Dus, pada mengakhiri puasa Ramadlan, setiap muslim diwajibkan memberikan zakat fitrah. Nabi Muhammad Saw bersabda: Rasulullah Saw telah mewajibkan zakat fitrah pada bulan Ramadlan bagi orang yang merdeka, hamba sahaya, laki-laki dan perempuan dari kaum muslimin dengan memberi satu sha’ kurma atau satu sha’ gandum”. (HR. Ahmad, Bukhori dan Muslim). Tujuan zakat fitrah agar tidak ada yang kelaparan dan kekurangan pada hari raya Idul Fitri. “Ughnuhum ‘anit thawafi fi hadzal yaum. Berilah orang fakir miskin itu kecukupan makanan pada hari raya itu (Red: Idul Fitri) sehingga mereka tidak berkeliling mencari makanan”.

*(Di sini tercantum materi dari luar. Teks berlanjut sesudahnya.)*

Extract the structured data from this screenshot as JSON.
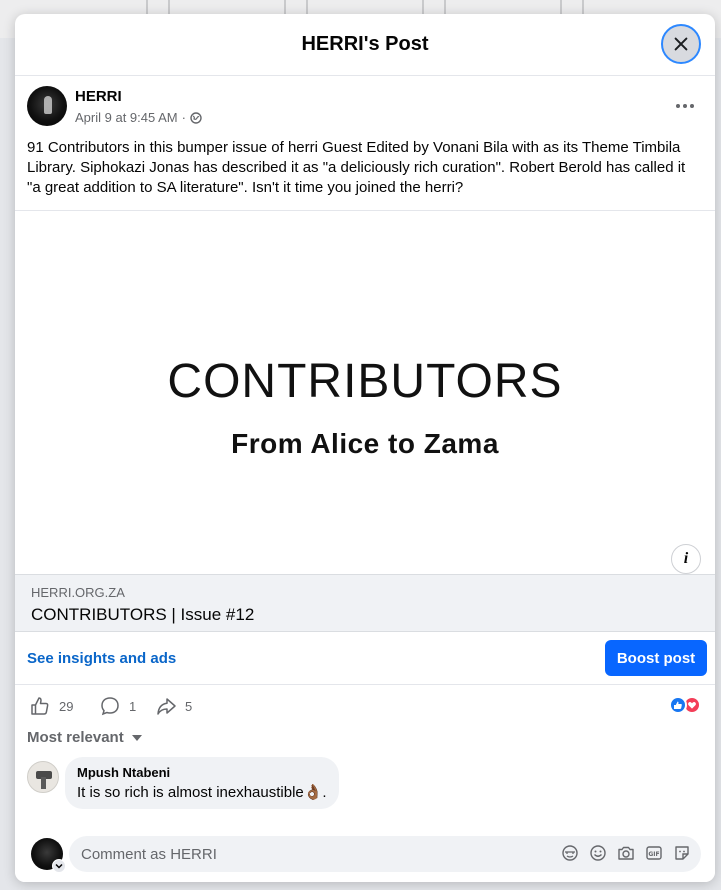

Sebagai madrasah tahunan, salah satu hal utama yang juga dituju puasa adalah perilaku kedermawanan. Artinya, dalam puasa, seorang muslim dilatih untuk menjadi pribadi yang dermawan. Setelah ia bekerja keras mencari nafkah, ia dididik untuk berlapang dada memberikan hasil jerih payahnya pada sesama. Tentu, bukan hal yang mudah bagi seseorang untuk memberikan hartanya pada sesama.

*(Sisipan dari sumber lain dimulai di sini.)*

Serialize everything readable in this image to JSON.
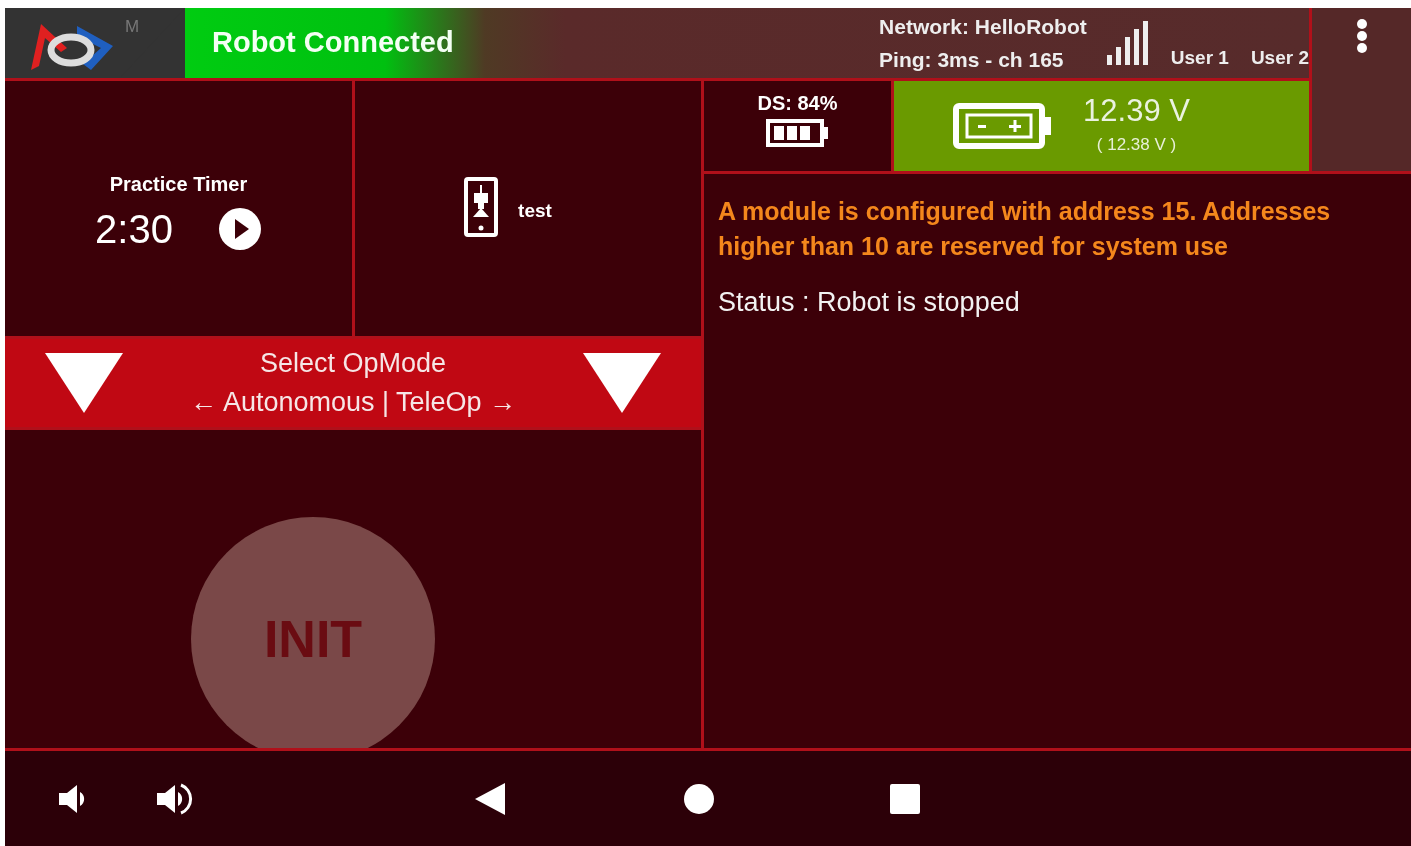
{
  "header": {
    "logo_letter": "M",
    "status": "Robot Connected",
    "network": "Network: HelloRobot",
    "ping": "Ping: 3ms - ch 165",
    "users": [
      "User 1",
      "User 2"
    ]
  },
  "ds": {
    "label": "DS: 84%"
  },
  "robot_battery": {
    "voltage": "12.39 V",
    "min_voltage": "( 12.38 V )"
  },
  "timer": {
    "label": "Practice Timer",
    "time": "2:30"
  },
  "active_config": {
    "name": "test"
  },
  "opmode": {
    "title": "Select OpMode",
    "subtitle": "← Autonomous | TeleOp →"
  },
  "init_button": {
    "label": "INIT"
  },
  "messages": [
    {
      "kind": "warning",
      "text": "A module is configured with address 15. Addresses higher than 10 are reserved for system use"
    },
    {
      "kind": "status",
      "text": "Status : Robot is stopped"
    }
  ]
}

Perilaku kedermawan dibentuk oleh worldview bahwa seorang muslim tidak boleh mencintai harta kekayaannya melebihi cintanya pada Allah Swt. Seperti kata Ibnu Athailah al-Iskandari dalam kitab Hikam, bahwa kecintaan pada sesuatu akan membuat pecinta menjadi budaknya. Sementara, Allah ingin agar manusia menjadi hamba Allah semata, bukan ‘budak’ sesuatu tersebut. Logikanya, jika orang mencintai harta, maka ia akan menjadi ‘budak’ harta. Ia pasti akan menghabiskan hari-harinya demi memenuhi ambisi hartanya. Sebaliknya, pasti dalam pribadi orang ini, tidak ada ruang untuk Allah Swt. karena semua ruang hidupnya diisi sepenuhnya dengan ambisi keduniaan semata.
Untuk menjadikan muslim yang tidak mencintai berlebihan pada harta kekayannya, Allah memberikan catatan penting dalam al-Qur’an. “Lan tanalull birra hatta tunfiqu mimma tuhibbun. (QS. Ali Imron: 92). Sekali-kali kalian tidak akan mencapai kebajikan hingga kalian infakkan apa yang kalian cintai”. Sebelum orang terlanjur cinta pada harta dan kekayaan dunia, maka Allah memerintahkan muslim untuk menginfakkan sesuatu yang dicintainya. Rumah yang mewah adalah harta yang dicintai. Makanan yang enak adalah sesuatu yang dicintai. Baju baru yang indah adalah barang yang dicintai. Batu akik kesenangannya adalah sesuatu yang dicintai. Dan sesuatu lain yang dicintainya.
Last but least, puasa menjadikan muslim pribadi yang tidak mencinta dunia. Ia justru menjadikan harta kekayaan dan dunia yang dimilikinya yang ia miliki sebagai bridge (jembatan) untuk menuju akhiratnya. Caranya, dengan berderma, berderma dan berderma sesuatu yang dicintainya pada sesama manusia. Sekali lagi—karena yang demikian ini adalah salah satu bukti kecintaan mukmin pada Tuhan-Nya, (Allah Swt), dan bukan pada selain-Nya.